Fans of the movie have started a trend on TikTok where they run around their house dancing to the song "Murder on the Dancefloor," where it showcases their wealthy homes. The scene that inspired the trend “shows Oliver dancing naked around the Cattons’ mansion while ‘Murder On The Dancefloor’ plays. The song choice is also apt as Oliver had just killed Felix’s mother, Elspeth (Rosamund Pike) while she was in a coma.”

Reality star Scott Disick recently shared a video to his Instagram where it shows his daughter Penelope, whom he shares with Kourtney Kardashian, participating in the "Saltburn TikTok trend." He captioned the video, "Huge Saturday night 4 me with the girls." In the video, “[Penelope] ran around the house recreating the film’s unforgettable final scene, in which Barry Keoghan’s character dances around a mansion to the Sophie Ellis-Bextor earworm ‘Murder on the Dancefloor,’” PEOPLE reported. A group of Penelope's friends, including cousin North West—Kim Kardashian and Kanye West’s daughter—follow Penelope as they video the recreation. 

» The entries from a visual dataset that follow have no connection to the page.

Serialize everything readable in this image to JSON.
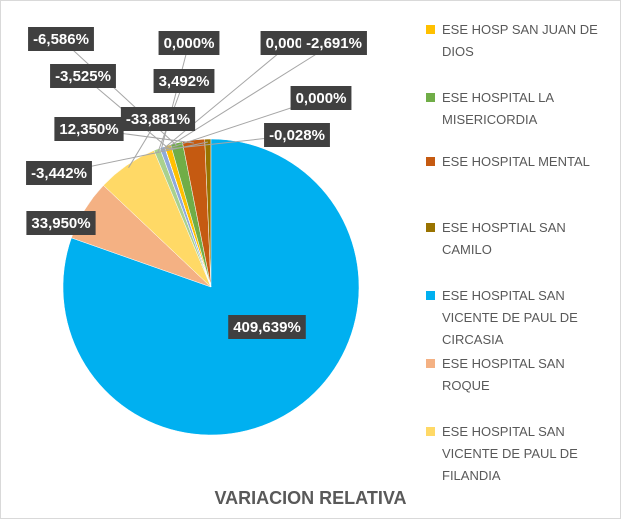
{
  "chart_data": {
    "type": "pie",
    "title": "VARIACION RELATIVA",
    "categories": [
      "ESE HOSP SAN JUAN DE DIOS",
      "ESE HOSPITAL LA MISERICORDIA",
      "ESE HOSPITAL MENTAL",
      "ESE HOSPTIAL SAN CAMILO",
      "ESE HOSPITAL SAN VICENTE DE PAUL DE CIRCASIA",
      "ESE HOSPITAL SAN ROQUE",
      "ESE HOSPITAL SAN VICENTE DE PAUL DE FILANDIA",
      null,
      null,
      null,
      null,
      null,
      null
    ],
    "values": [
      -3.525,
      -6.586,
      12.35,
      -3.442,
      409.639,
      33.95,
      -33.881,
      3.492,
      0,
      0,
      -2.691,
      0,
      -0.028
    ],
    "value_labels": [
      "-3,525%",
      "-6,586%",
      "12,350%",
      "-3,442%",
      "409,639%",
      "33,950%",
      "-33,881%",
      "3,492%",
      "0,000%",
      "0,000%",
      "-2,691%",
      "0,000%",
      "-0,028%"
    ],
    "colors": [
      "#FFC000",
      "#70AD47",
      "#C55A11",
      "#997300",
      "#00B0F0",
      "#F4B183",
      "#FFD966",
      "#A9D18E",
      "#9DC3E6",
      "#FFE699",
      "#8FAADC",
      "#C9C9C9",
      "#F8CBAD"
    ]
  }
}
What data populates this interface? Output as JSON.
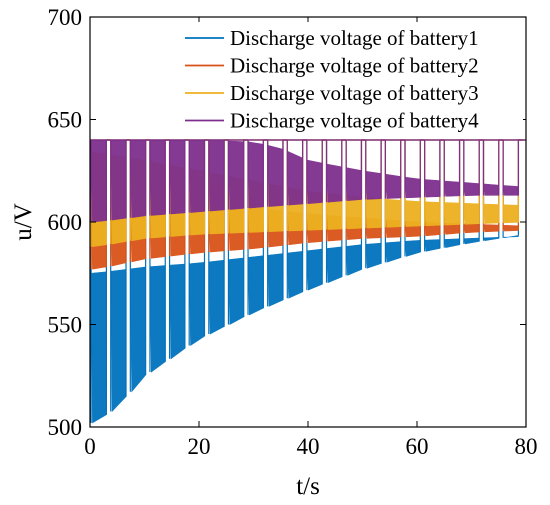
{
  "chart_data": {
    "type": "line",
    "title": "",
    "xlabel": "t/s",
    "ylabel": "u/V",
    "xlim": [
      0,
      80
    ],
    "ylim": [
      500,
      700
    ],
    "x_ticks": [
      0,
      20,
      40,
      60,
      80
    ],
    "y_ticks": [
      500,
      550,
      600,
      650,
      700
    ],
    "x_tick_labels": [
      "0",
      "20",
      "40",
      "60",
      "80"
    ],
    "y_tick_labels": [
      "500",
      "550",
      "600",
      "650",
      "700"
    ],
    "grid": false,
    "legend_position": "top-right",
    "pulse_period_s": 3.6,
    "pulse_count": 22,
    "series": [
      {
        "name": "Discharge voltage of battery1",
        "color": "#0072BD",
        "rest_level": 640,
        "band_bottom": [
          [
            1,
            502
          ],
          [
            5,
            510
          ],
          [
            10,
            525
          ],
          [
            20,
            543
          ],
          [
            30,
            556
          ],
          [
            40,
            567
          ],
          [
            50,
            577
          ],
          [
            60,
            585
          ],
          [
            70,
            590
          ],
          [
            80,
            594
          ]
        ],
        "band_top": [
          [
            1,
            575
          ],
          [
            10,
            578
          ],
          [
            20,
            580
          ],
          [
            30,
            583
          ],
          [
            40,
            586
          ],
          [
            50,
            589
          ],
          [
            60,
            591
          ],
          [
            70,
            592
          ],
          [
            80,
            593
          ]
        ]
      },
      {
        "name": "Discharge voltage of battery2",
        "color": "#D95319",
        "rest_level": 640,
        "band_bottom": [
          [
            1,
            577
          ],
          [
            10,
            582
          ],
          [
            20,
            585
          ],
          [
            30,
            587
          ],
          [
            40,
            590
          ],
          [
            50,
            592
          ],
          [
            60,
            593
          ],
          [
            70,
            595
          ],
          [
            80,
            596
          ]
        ],
        "band_top": [
          [
            1,
            613
          ],
          [
            10,
            612
          ],
          [
            20,
            610
          ],
          [
            30,
            607
          ],
          [
            40,
            604
          ],
          [
            50,
            602
          ],
          [
            60,
            600
          ],
          [
            70,
            599
          ],
          [
            80,
            598
          ]
        ]
      },
      {
        "name": "Discharge voltage of battery3",
        "color": "#EDB120",
        "rest_level": 640,
        "band_bottom": [
          [
            1,
            588
          ],
          [
            10,
            592
          ],
          [
            20,
            594
          ],
          [
            30,
            595
          ],
          [
            40,
            596
          ],
          [
            50,
            597
          ],
          [
            60,
            598
          ],
          [
            70,
            599
          ],
          [
            80,
            600
          ]
        ],
        "band_top": [
          [
            1,
            634
          ],
          [
            10,
            630
          ],
          [
            20,
            625
          ],
          [
            30,
            620
          ],
          [
            40,
            615
          ],
          [
            50,
            612
          ],
          [
            60,
            610
          ],
          [
            70,
            609
          ],
          [
            80,
            608
          ]
        ]
      },
      {
        "name": "Discharge voltage of battery4",
        "color": "#7E2F8E",
        "rest_level": 640,
        "band_bottom": [
          [
            1,
            600
          ],
          [
            10,
            603
          ],
          [
            20,
            605
          ],
          [
            30,
            607
          ],
          [
            40,
            609
          ],
          [
            50,
            611
          ],
          [
            60,
            612
          ],
          [
            70,
            613
          ],
          [
            80,
            613
          ]
        ],
        "band_top": [
          [
            1,
            640
          ],
          [
            20,
            640
          ],
          [
            30,
            639
          ],
          [
            35,
            636
          ],
          [
            40,
            630
          ],
          [
            50,
            625
          ],
          [
            60,
            621
          ],
          [
            70,
            619
          ],
          [
            80,
            617
          ]
        ]
      }
    ]
  }
}
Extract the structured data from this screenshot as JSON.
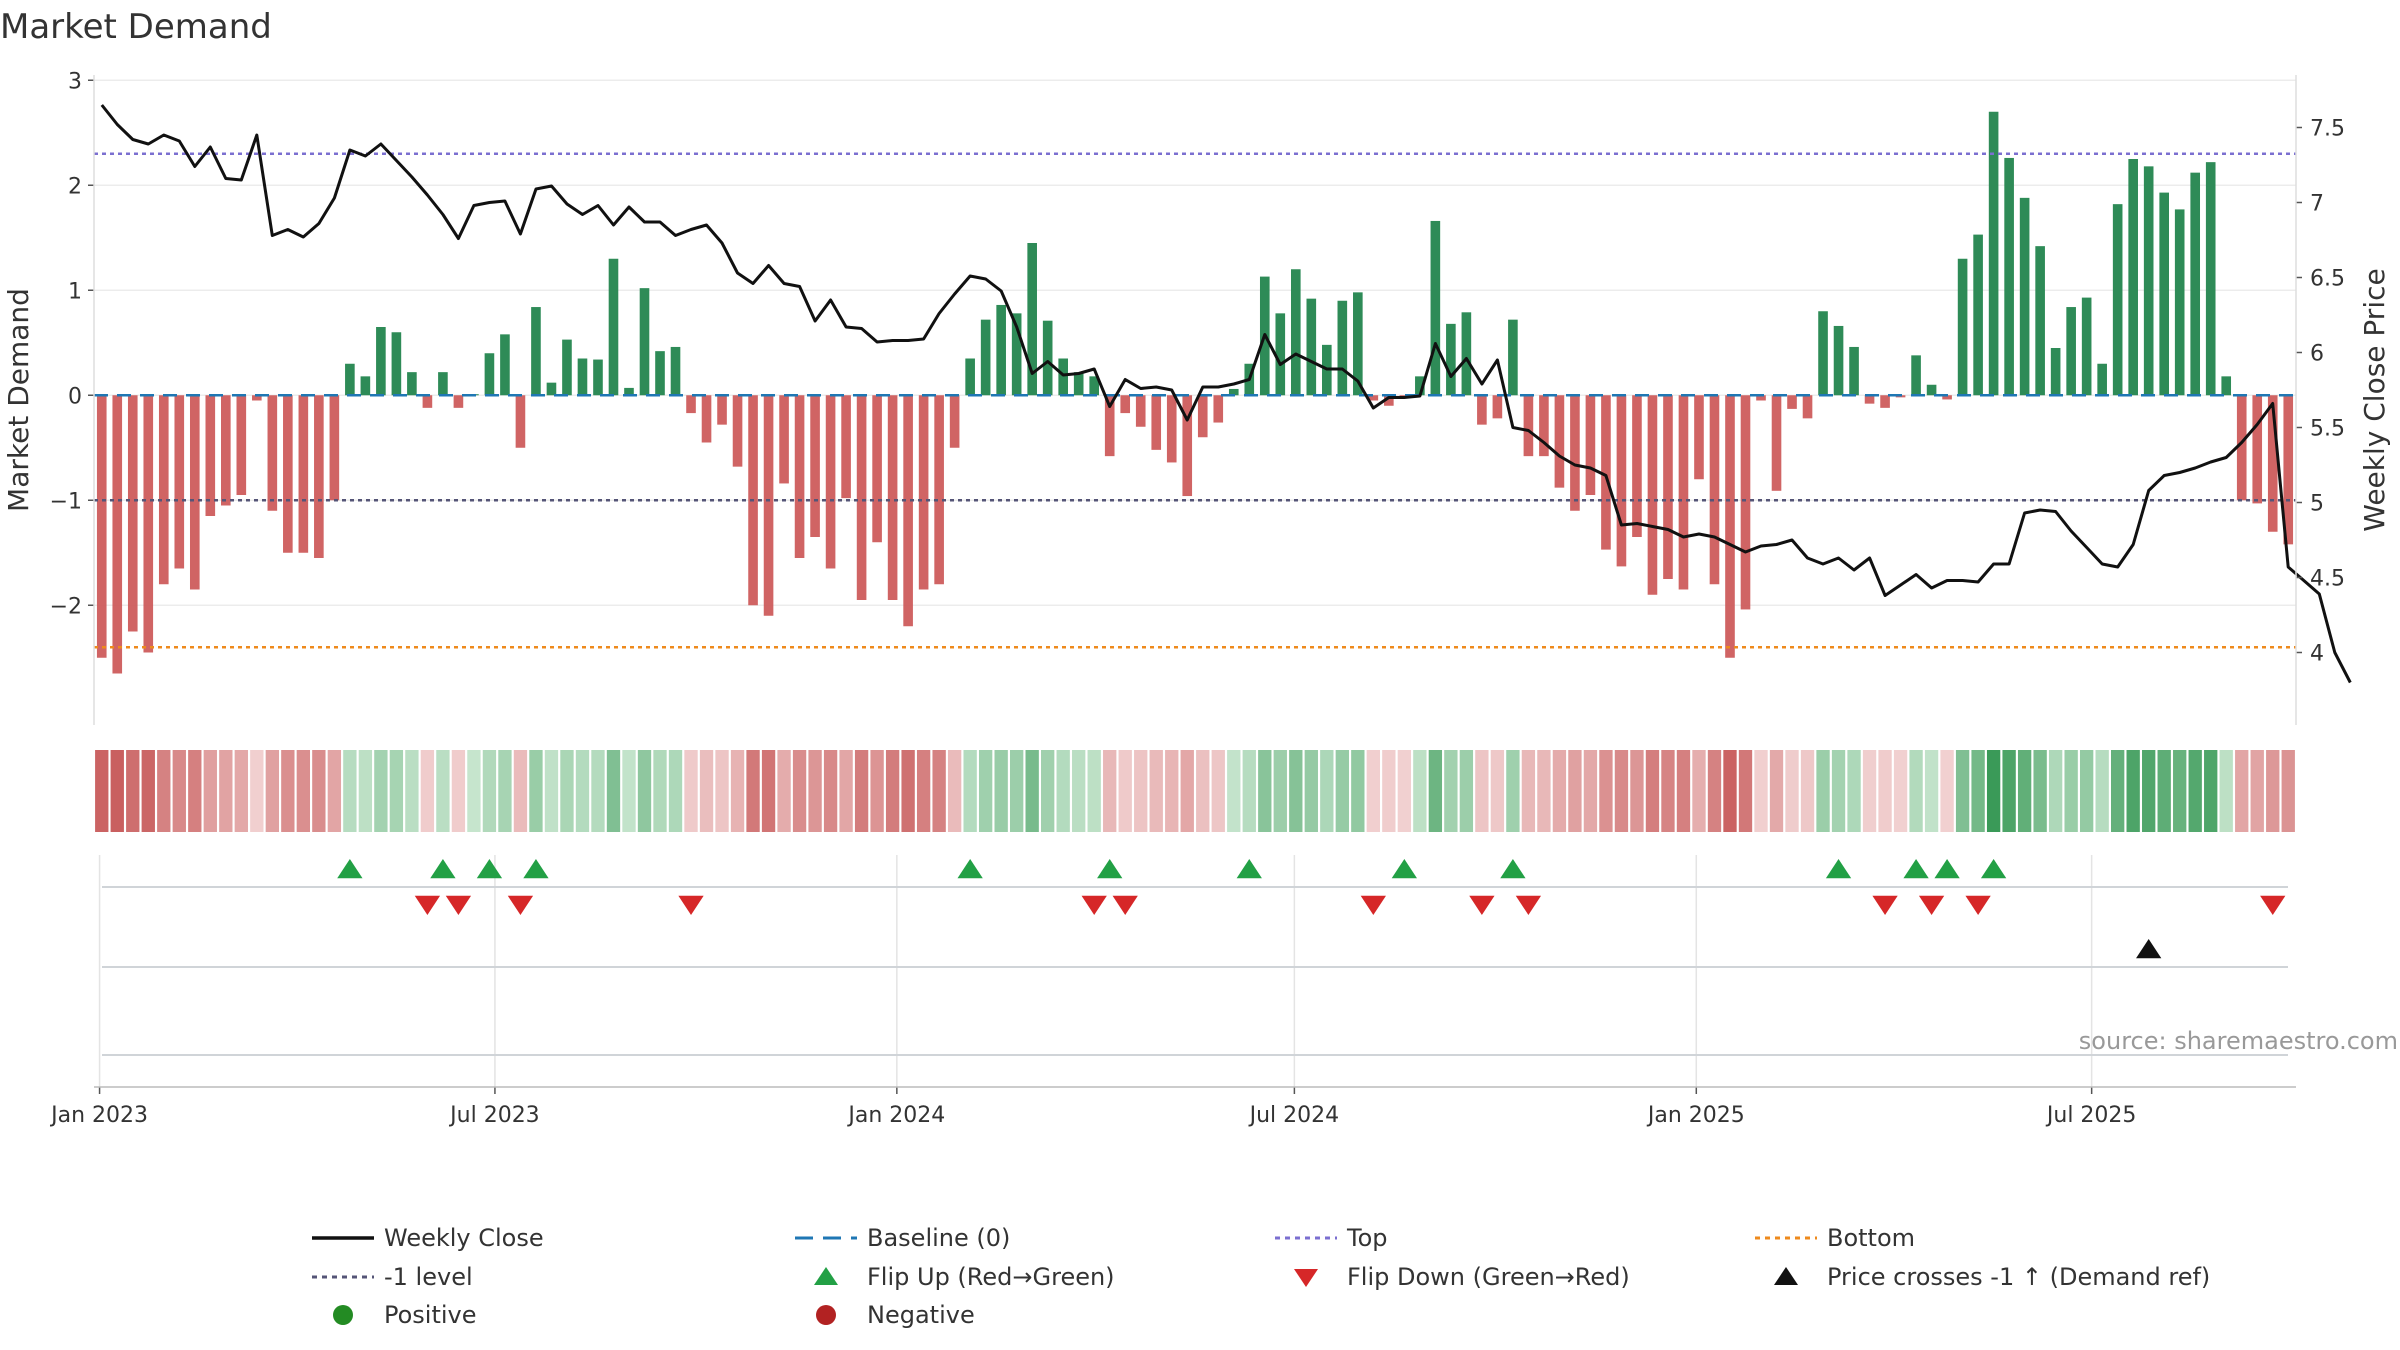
{
  "chart_data": {
    "type": "bar",
    "title": "Market Demand",
    "ylabel_left": "Market Demand",
    "ylabel_right": "Weekly Close Price",
    "source": "source: sharemaestro.com",
    "ylim_left": [
      -2.95,
      3.05
    ],
    "ylim_right": [
      3.65,
      7.85
    ],
    "yticks_left": [
      {
        "v": 3,
        "label": "3"
      },
      {
        "v": 2,
        "label": "2"
      },
      {
        "v": 1,
        "label": "1"
      },
      {
        "v": 0,
        "label": "0"
      },
      {
        "v": -1,
        "label": "−1"
      },
      {
        "v": -2,
        "label": "−2"
      }
    ],
    "yticks_right": [
      {
        "v": 7.5,
        "label": "7.5"
      },
      {
        "v": 7,
        "label": "7"
      },
      {
        "v": 6.5,
        "label": "6.5"
      },
      {
        "v": 6,
        "label": "6"
      },
      {
        "v": 5.5,
        "label": "5.5"
      },
      {
        "v": 5,
        "label": "5"
      },
      {
        "v": 4.5,
        "label": "4.5"
      },
      {
        "v": 4,
        "label": "4"
      }
    ],
    "x_start": "2023-01-02",
    "x_end": "2025-09-29",
    "x_ticks": [
      {
        "date": "2023-01-01",
        "label": "Jan 2023"
      },
      {
        "date": "2023-07-01",
        "label": "Jul 2023"
      },
      {
        "date": "2024-01-01",
        "label": "Jan 2024"
      },
      {
        "date": "2024-07-01",
        "label": "Jul 2024"
      },
      {
        "date": "2025-01-01",
        "label": "Jan 2025"
      },
      {
        "date": "2025-07-01",
        "label": "Jul 2025"
      }
    ],
    "reference_lines": [
      {
        "name": "Baseline (0)",
        "value": 0,
        "color": "#1f77b4",
        "style": "dashed"
      },
      {
        "name": "Top",
        "value": 2.3,
        "color": "#7b6fd0",
        "style": "dotted"
      },
      {
        "name": "-1 level",
        "value": -1,
        "color": "#555577",
        "style": "dotted"
      },
      {
        "name": "Bottom",
        "value": -2.4,
        "color": "#ee8a1c",
        "style": "dotted"
      }
    ],
    "colors": {
      "positive": "#2e8b57",
      "negative": "#cd5c5c",
      "price_line": "#111111",
      "flip_up": "#22a045",
      "flip_down": "#d62728",
      "price_cross": "#111111",
      "legend_positive_dot": "#238b23",
      "legend_negative_dot": "#b22222"
    },
    "demand": [
      -2.5,
      -2.65,
      -2.25,
      -2.45,
      -1.8,
      -1.65,
      -1.85,
      -1.15,
      -1.05,
      -0.95,
      -0.05,
      -1.1,
      -1.5,
      -1.5,
      -1.55,
      -1,
      0.3,
      0.18,
      0.65,
      0.6,
      0.22,
      -0.12,
      0.22,
      -0.12,
      0.01,
      0.4,
      0.58,
      -0.5,
      0.84,
      0.12,
      0.53,
      0.35,
      0.34,
      1.3,
      0.07,
      1.02,
      0.42,
      0.46,
      -0.17,
      -0.45,
      -0.28,
      -0.68,
      -2.0,
      -2.1,
      -0.84,
      -1.55,
      -1.35,
      -1.65,
      -0.98,
      -1.95,
      -1.4,
      -1.95,
      -2.2,
      -1.85,
      -1.8,
      -0.5,
      0.35,
      0.72,
      0.86,
      0.78,
      1.45,
      0.71,
      0.35,
      0.22,
      0.18,
      -0.58,
      -0.17,
      -0.3,
      -0.52,
      -0.64,
      -0.96,
      -0.4,
      -0.26,
      0.06,
      0.3,
      1.13,
      0.78,
      1.2,
      0.92,
      0.48,
      0.9,
      0.98,
      -0.05,
      -0.1,
      -0.02,
      0.18,
      1.66,
      0.68,
      0.79,
      -0.28,
      -0.22,
      0.72,
      -0.58,
      -0.58,
      -0.88,
      -1.1,
      -0.95,
      -1.47,
      -1.63,
      -1.35,
      -1.9,
      -1.75,
      -1.85,
      -0.8,
      -1.8,
      -2.5,
      -2.04,
      -0.05,
      -0.91,
      -0.13,
      -0.22,
      0.8,
      0.66,
      0.46,
      -0.08,
      -0.12,
      -0.02,
      0.38,
      0.1,
      -0.04,
      1.3,
      1.53,
      2.7,
      2.26,
      1.88,
      1.42,
      0.45,
      0.84,
      0.93,
      0.3,
      1.82,
      2.25,
      2.18,
      1.93,
      1.77,
      2.12,
      2.22,
      0.18,
      -1.0,
      -1.03,
      -1.3,
      -1.42
    ],
    "price": [
      7.65,
      7.52,
      7.42,
      7.39,
      7.45,
      7.41,
      7.24,
      7.37,
      7.16,
      7.15,
      7.45,
      6.78,
      6.82,
      6.77,
      6.86,
      7.03,
      7.35,
      7.31,
      7.39,
      7.28,
      7.17,
      7.05,
      6.92,
      6.76,
      6.98,
      7.0,
      7.01,
      6.79,
      7.09,
      7.11,
      6.99,
      6.92,
      6.98,
      6.85,
      6.97,
      6.87,
      6.87,
      6.78,
      6.82,
      6.85,
      6.73,
      6.53,
      6.46,
      6.58,
      6.46,
      6.44,
      6.21,
      6.35,
      6.17,
      6.16,
      6.07,
      6.08,
      6.08,
      6.09,
      6.26,
      6.39,
      6.51,
      6.49,
      6.41,
      6.17,
      5.86,
      5.94,
      5.85,
      5.86,
      5.89,
      5.64,
      5.82,
      5.76,
      5.77,
      5.75,
      5.55,
      5.77,
      5.77,
      5.79,
      5.82,
      6.12,
      5.92,
      5.99,
      5.94,
      5.89,
      5.89,
      5.81,
      5.63,
      5.7,
      5.7,
      5.71,
      6.06,
      5.84,
      5.96,
      5.79,
      5.95,
      5.5,
      5.48,
      5.4,
      5.31,
      5.25,
      5.23,
      5.18,
      4.85,
      4.86,
      4.84,
      4.82,
      4.77,
      4.79,
      4.77,
      4.72,
      4.67,
      4.71,
      4.72,
      4.75,
      4.63,
      4.59,
      4.63,
      4.55,
      4.63,
      4.38,
      4.45,
      4.52,
      4.43,
      4.48,
      4.48,
      4.47,
      4.59,
      4.59,
      4.93,
      4.95,
      4.94,
      4.81,
      4.7,
      4.59,
      4.57,
      4.72,
      5.08,
      5.18,
      5.2,
      5.23,
      5.27,
      5.3,
      5.4,
      5.52,
      5.66,
      4.57,
      4.48,
      4.39,
      4.0,
      3.8
    ],
    "flip_up_weeks": [
      16,
      22,
      25,
      28,
      56,
      65,
      74,
      84,
      91,
      112,
      117,
      119,
      122
    ],
    "flip_down_weeks": [
      21,
      23,
      27,
      38,
      64,
      66,
      82,
      89,
      92,
      115,
      118,
      121,
      140
    ],
    "price_cross_weeks": [
      132
    ]
  },
  "legend": [
    {
      "key": "weekly-close",
      "label": "Weekly Close",
      "marker": "line",
      "color": "#111111"
    },
    {
      "key": "baseline",
      "label": "Baseline (0)",
      "marker": "dash",
      "color": "#1f77b4"
    },
    {
      "key": "top",
      "label": "Top",
      "marker": "dot",
      "color": "#7b6fd0"
    },
    {
      "key": "bottom",
      "label": "Bottom",
      "marker": "dot",
      "color": "#ee8a1c"
    },
    {
      "key": "minus-one",
      "label": "-1 level",
      "marker": "dot",
      "color": "#555577"
    },
    {
      "key": "flip-up",
      "label": "Flip Up (Red→Green)",
      "marker": "tri-up",
      "color": "#22a045"
    },
    {
      "key": "flip-down",
      "label": "Flip Down (Green→Red)",
      "marker": "tri-down",
      "color": "#d62728"
    },
    {
      "key": "price-cross",
      "label": "Price crosses -1 ↑ (Demand ref)",
      "marker": "tri-up",
      "color": "#111111"
    },
    {
      "key": "positive",
      "label": "Positive",
      "marker": "circle",
      "color": "#238b23"
    },
    {
      "key": "negative",
      "label": "Negative",
      "marker": "circle",
      "color": "#b22222"
    }
  ]
}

Wile Disick's daughter may not have watched the movie, many parents warn that social media and entertainment can profoundly influence their children. “Just as children spend the first 14 years of their lives learning grammar with respect to the written word, they also need to be taught the grammar of twenty-first-century mass media so that they can think critically about the messages being programmed for them,” Movieguide® founder Dr. Ted Baehr writes.